Gegen diesen Hasen hat der mächtigste Mann Chinas keine Chance: Präsident Xi Jinping, eigentlich Dauergast auf den Titelseiten der chinesischen Staatszeitungen, musste vergangene Woche "Yutu" den Vortritt lassen, dem Jadehasen. Das 140 Kilogramm schwere Ungetüm, Chinas erster Mondrover, hatte sich gerade auf den Weg zum Erdtrabanten gemacht – und löste Begeisterungsstürme in den Medien, aber auch in den Sozialen Netzwerken aus.

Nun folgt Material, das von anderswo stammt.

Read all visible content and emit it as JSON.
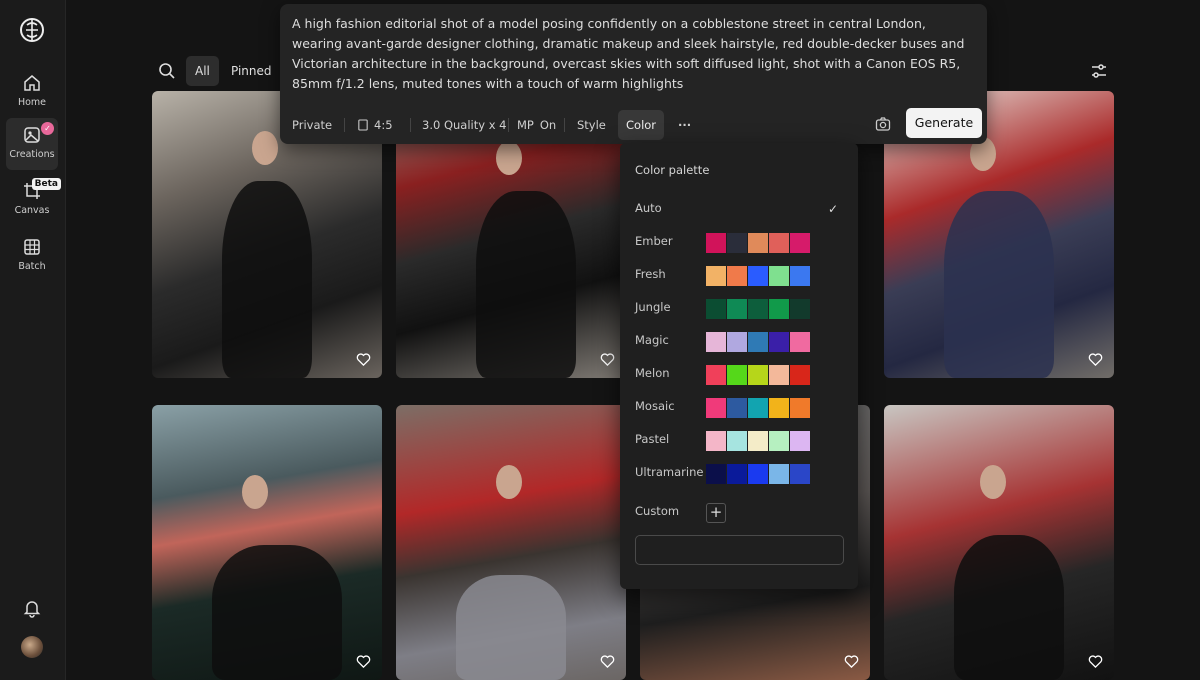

Xi Jinping wird nicht sonderlich traurig gewesen sein, steht der Hase in China doch für Modernität, Selbstbewusstsein und Weltoffenheit. "Der Traum vom Weltraum, eine Quelle des Nationalstolzes und der Inspiration für die weitere Entwicklung, ist Teil des Traumes von einem stärkeren China", verkündete die staatliche Nachrichtenagentur Xinhua. Bei Sina Weibo, Chinas Pendant zu Twitter, avancierte Chang’e 3, so der Name der Mondmission, zu einem der meistgesuchten Begriffe. Von "Stolz" ist bei den Weibo-Einträgen die Rede, von "Erstaunen" und von den "fantastischen Möglichkeiten", die Chang’e 3 biete. Offen kritische Stimmen finden sich kaum – was aber nichts heißen muss. Um der Zensur zu entgehen, flüchten sich Weibo-Nutzer oftmals in Sarkasmus und in Anspielungen, die für Außenstehende schwer zu erkennen sind. Oder ihre Beiträge werden einfach gelöscht.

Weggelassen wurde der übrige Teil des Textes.